Tang Rongxiang, Razi Adeel, Friston Karl J, Tang Yi-Yuan
Department of Psychology, Washington University in St. Louis St. Louis, MO, USA.
The Wellcome Trust Centre for Neuroimaging, University College LondonLondon, UK; Department of Electronic Engineering, NED University of Engineering and TechnologyKarachi, Pakistan.
Front Hum Neurosci. 2016 May 4;10:195. doi: 10.3389/fnhum.2016.00195. eCollection 2016.
Prefrontal and parietal cortex, including the default mode network (DMN; medial prefrontal cortex (mPFC), and posterior cingulate cortex, PCC), have been implicated in addiction. Nonetheless, it remains unclear which brain regions play a crucial role in smoking addiction and the relationship among these regions. Since functional connectivity only measures correlations, addiction-related changes in effective connectivity (directed information flow) among these distributed brain regions remain largely unknown. Here we applied spectral dynamic causal modeling (spDCM) to resting state fMRI to characterize changes in effective connectivity among core regions in smoking addiction. Compared to nonsmokers, smokers had reduced effective connectivity from PCC to mPFC and from RIPL to mPFC, a higher self-inhibition within PCC and a reduction in the amplitude of endogenous neuronal fluctuations driving the mPFC. These results indicate that spDCM can differentiate the functional architectures between the two groups, and may provide insight into the brain mechanisms underlying smoking addiction. Our results also suggest that future brain-based prevention and intervention in addiction should consider the amelioration of mPFC-PCC-IPL circuits.

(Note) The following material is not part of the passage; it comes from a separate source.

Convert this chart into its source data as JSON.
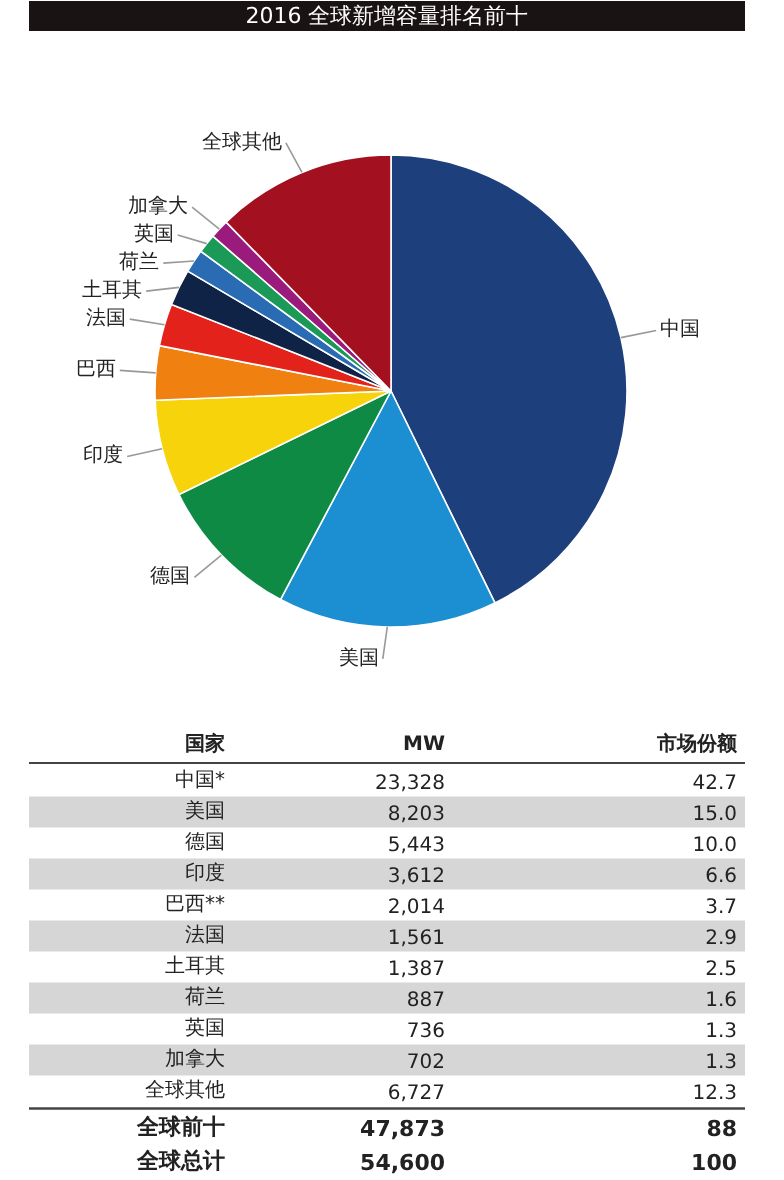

前额叶和顶叶皮质,包括默认模式网络(DMN;内侧前额叶皮质(mPFC)和后扣带回皮质,PCC),已被认为与成瘾有关。然而,尚不清楚哪些脑区在吸烟成瘾中起关键作用以及这些区域之间的关系。由于功能连接仅测量相关性,这些分布式脑区之间有效连接(定向信息流)中与成瘾相关的变化在很大程度上仍不为人知。在这里,我们将频谱动态因果模型(spDCM)应用于静息态功能磁共振成像(fMRI),以表征吸烟成瘾核心区域之间有效连接的变化。与不吸烟者相比,吸烟者从PCC到mPFC以及从RIPL到mPFC的有效连接减少,PCC内的自我抑制增强,驱动mPFC的内源性神经元波动幅度降低。这些结果表明,spDCM可以区分两组之间的功能结构,并可能为吸烟成瘾的脑机制提供见解。我们的结果还表明,未来基于脑的成瘾预防和干预应考虑改善mPFC-PCC-IPL回路。